The Commission concluded that the requested rulemaking was "unwarranted" and denied Coinbase's petition after 18 months of silence.

On December 15, the U.S. Securities and Exchange Commission (SEC) provided its long-awaited response to major cryptocurrency exchange Coinbase’s 2022 request for proper crypto regulation: and the answer is “NO.”

“The Commission concludes that the requested rulemaking is currently unwarranted and denies the Petition. The requested regulatory action would significantly constrain the Commission’s choices regarding competing priorities, and the Commission declines to undertake it at this time.”

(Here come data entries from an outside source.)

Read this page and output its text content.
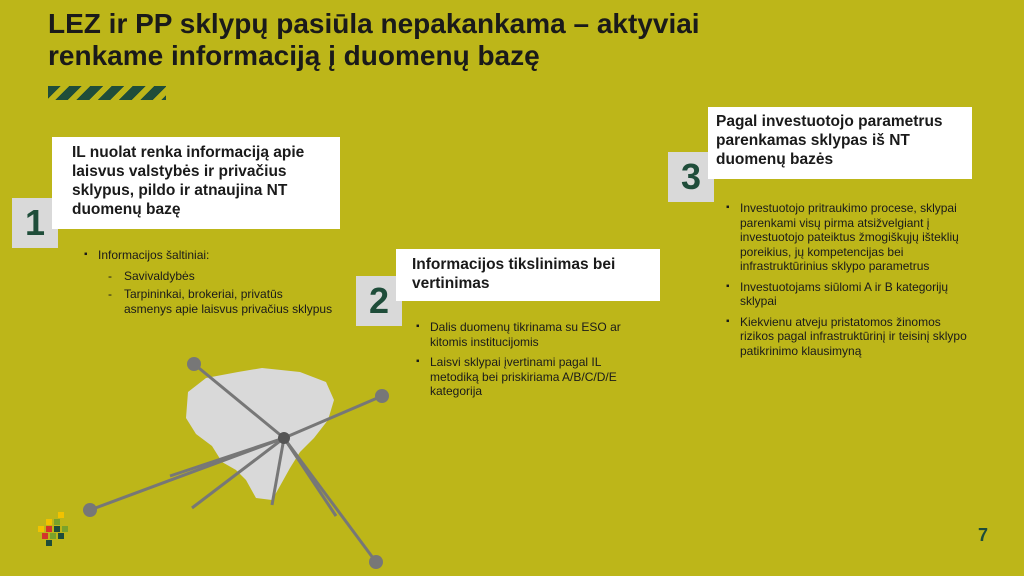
LEZ ir PP sklypų pasiūla nepakankama – aktyviai
renkame informaciją į duomenų bazę
1
IL nuolat renka informaciją apie laisvus valstybės ir privačius sklypus, pildo ir atnaujina NT duomenų bazę
▪ Informacijos šaltiniai:
- Savivaldybės
- Tarpininkai, brokeriai, privatūs asmenys apie laisvus privačius sklypus	2
Informacijos tikslinimas bei vertinimas
▪ Dalis duomenų tikrinama su ESO ar kitomis institucijomis
▪ Laisvi sklypai įvertinami pagal IL metodiką bei priskiriama A/B/C/D/E kategorija
3
Pagal investuotojo parametrus parenkamas sklypas iš NT duomenų bazės
▪ Investuotojo pritraukimo procese, sklypai parenkami visų pirma atsižvelgiant į investuotojo pateiktus žmogiškųjų išteklių poreikius, jų kompetencijas bei infrastruktūrinius sklypo parametrus
▪ Investuotojams siūlomi A ir B kategorijų sklypai
▪ Kiekvienu atveju pristatomos žinomos rizikos pagal infrastruktūrinį ir teisinį sklypo patikrinimo klausimyną
7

In its response, the SEC stated that the initial Petition “generally addresses the classification of crypto assets as securities” and disagreed that applying existing securities statutes and regulations to crypto assets is unworkable.

In a statement issued alongside the refusal, SEC Chair Gary Gensler expressed his support for the Commission’s decision and highlighted three reasons behind that support:

“First, existing laws and regulations apply to the crypto securities markets. Second, the SEC addresses the crypto securities markets through rulemaking as well. Third, it is important to maintain Commission discretion in setting its own rulemaking priorities… I look forward to working with crypto projects and intermediaries that wish to comply with the law.”

Paul Grewal, Coinbase’s Chief Legal Officer, said the company would fight further and is already challenging the “SEC's arbitrary and capricious denial” in Third Circuit. He also expressed gratitude towards two Commissioners: Hester Peirce and Mark Uyeda. They disagreed with the decision to deny the request, saying that they hope that "interested persons continue to posit specific rule changes, guidance, and exemptions that would form a useful basis for the crypto industry to continue its development within the United States."

Grewal also reminded users on X about the ongoing argument between the SEC and CFTC concerning the classification of cryptocurrencies and the SEC Chair’s inconsistent perspective on cryptocurrencies. Notably, Grewal is not the only one who disagrees with Gensler’s position. Many X users supported the exchange, saying that the authorities want to preserve optionality and ambiguity to stay in power and extract as much money from companies as they want. John Deaton, a lawyer and blockchain enthusiast, went further and accused Gensler of "gaslighting the American people." He recalled Gensler asserting at his confirmation hearing that crypto lies beyond the SEC’s and the CFTC’s purview due to its unique nature, and falls into a regulatory gap. Deaton believes that Gensler "has done a 180 for political reasons."

The SEC is also involved in legal action against Coinbase. In June, it filed charges against the exchange, accusing it of acting as an "unregistered broker, exchange and clearing agency."

Coinbase initially filed its petition with the SEC in July 2022, requesting that the regulator “propose and adopt rules to govern the regulation of securities that are offered and traded via digitally native methods, including potential rules to identify which digital assets are securities.”

With no response forthcoming, this April the exchange filed a lawsuit against the SEC, aiming to force the agency to finally provide an answer. In May, the SEC was legally obliged to provide a legal basis for why it has not responded to the petition. In this, the SEC alleged that Coinbase has no right to mandamus, which orders a government agency to fulfil certain duties, adding that it needs “time to weigh whether or not to initiate a rulemaking proceeding about such topics in the first instance.”

The Commission's latest response might be unsatisfactory for the exchange, but at least now Coinbase has a legal basis that allows it to proceed with its further pursuit of the regulator.